La Facultad de Derecho frente a la pandemia
Esta semana, la comunidad de la Facultad de Derecho de la UNAM estuvo de plácemes. Su director, el doctor Raúl Contreras, arropado por todos los exdirectores de la Facultad y un gran número de catedráticos y funcionarios de la Rectoría, presentó el informe anual del ...
Esta semana, la comunidad de la Facultad de Derecho de la UNAM estuvo de plácemes. Su director, el doctor Raúl Contreras, arropado por todos los exdirectores de la Facultad y un gran número de catedráticos y funcionarios de la Rectoría, presentó el informe anual del estado en que se encuentra la institución. Tres minutos de aplausos y la evidente emoción de la química Bertha Guadalupe Rodríguez, secretaria general de la AAPAUNAM, que no pudo evitar cerrar el evento con una espontánea Goya, fueron la evidencia de que lo que había informado era muy bien recibido por el auditorio, ¿qué fue lo que dijo?
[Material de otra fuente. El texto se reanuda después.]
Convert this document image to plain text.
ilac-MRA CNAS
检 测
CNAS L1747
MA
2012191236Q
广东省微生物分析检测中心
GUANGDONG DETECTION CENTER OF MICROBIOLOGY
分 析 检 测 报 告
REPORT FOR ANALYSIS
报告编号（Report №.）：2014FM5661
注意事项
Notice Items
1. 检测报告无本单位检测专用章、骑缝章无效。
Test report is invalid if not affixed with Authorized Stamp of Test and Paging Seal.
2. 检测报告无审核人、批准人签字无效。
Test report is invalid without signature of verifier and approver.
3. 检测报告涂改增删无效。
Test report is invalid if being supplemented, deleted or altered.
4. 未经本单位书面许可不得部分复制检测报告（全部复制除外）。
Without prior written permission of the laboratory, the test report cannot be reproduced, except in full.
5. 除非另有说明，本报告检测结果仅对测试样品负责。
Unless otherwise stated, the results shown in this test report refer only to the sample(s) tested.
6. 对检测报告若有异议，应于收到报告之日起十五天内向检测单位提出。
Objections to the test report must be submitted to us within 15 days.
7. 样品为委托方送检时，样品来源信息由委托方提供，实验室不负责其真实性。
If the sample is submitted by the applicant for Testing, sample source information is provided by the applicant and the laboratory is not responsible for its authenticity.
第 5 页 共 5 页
Que la Facultad de Derecho, pese a la pandemia de covid-19 y a la desafortunada pérdida de 34 maestros y maestras, había logrado un crecimiento histórico de estudiantes: “16,871 estudiantes, de los cuales 15,289 pertenecen a la licenciatura (…) y 1,582 al posgrado”.
¿Por qué la Facultad de Derecho, a diferencia de muchas otras instituciones escolares, creció en población durante este terrible periodo? La respuesta la podemos encontrar en el mismo informe: “La Facultad de Derecho fue la entidad académica con el mayor número de aulas virtuales abiertas y en operación en toda la universidad”.
Pero, también, cuando pasó la etapa con mayores restricciones y el semáforo epidemiológico para la Ciudad de México marcó en verde, el retorno de clases para el semestre 2022-2 se realizó mediante un sistema educativo híbrido, ofertando al mismo tiempo materias en forma presencial y en línea.
El modelo adoptado permitió que 7,937 estudiantes reinscritos del Sistema Escolarizado pudieran optar por la modalidad presencial (670), por aulas virtuales (1,645), por registros mixtos (4,061), por medio de la plataforma Moodle a distancia o mixtos y esquemas combinados.
De esta forma, la Facultad de Derecho tuvo un porcentaje muy reducido de alumnos que desertaron, “… en los semestres 2021-2 y 2022-1 no hubo ninguna solicitud de baja definitiva de alumnos y sólo 62 de baja temporal.”
El documento explica cómo se pudo dar este resultado, pero lo cierto es que la administración de Raúl Contreras se ha distinguido por hacer cambios que podrían considerarse radicales para la historia de la Facultad de Derecho. Por ejemplo, el plan de estudios se modificó; desde el 2017, todas las materias que se imparten contienen una visión de una nueva cultura de la igualdad de género y la no discriminación. En ese contexto, algunas materias como la de Derecho Indígena, que era optativa, pasó a ser obligatoria para las y los jóvenes estudiantes de la licenciatura. Y se han abierto especialidades y maestrías sobre igualdad de género, feminismo y nuevas masculinidades. Además, se impulsa esta visión en los eventos internacionales, los foros y mesas de debates que organiza la Facultad.
La plantilla de catedráticos se ha ido modificando, de tal forma que, en los últimos cuatro años, la presencia de las mujeres creció a más del 30 por ciento. También aumentó la presencia femenina de los cargos de primer nivel de las instancias de dirección.
Tal vez podría pensarse que esto es consecuencia lógica de la conformación del alumnado: del total de la población de la licenciatura y de posgrado, 53.8% son mujeres y el 46.2%, hombres.
Pero, yo considero que estos cambios están más relacionados a dos hechos: 1.- Que Raúl Contreras se ha especializado con un doctorado y un posdoctorado sobre educación. 2.- Que antes de su etapa de la academia, él se dedicó a la actividad política en uno de los lugares en donde se concentra la población de mayor pobreza en la Ciudad de México: Iztapalapa.
En ese contexto, creo que sus palabras las dice con mucha pasión porque verdaderamente está convencido de que “… la educación es la principal vía para alcanzar la libertad, combatir las desigualdades sociales, impulsar el desarrollo nacional y forjar una ciudadanía más fuerte, que sea baluarte de la democracia”.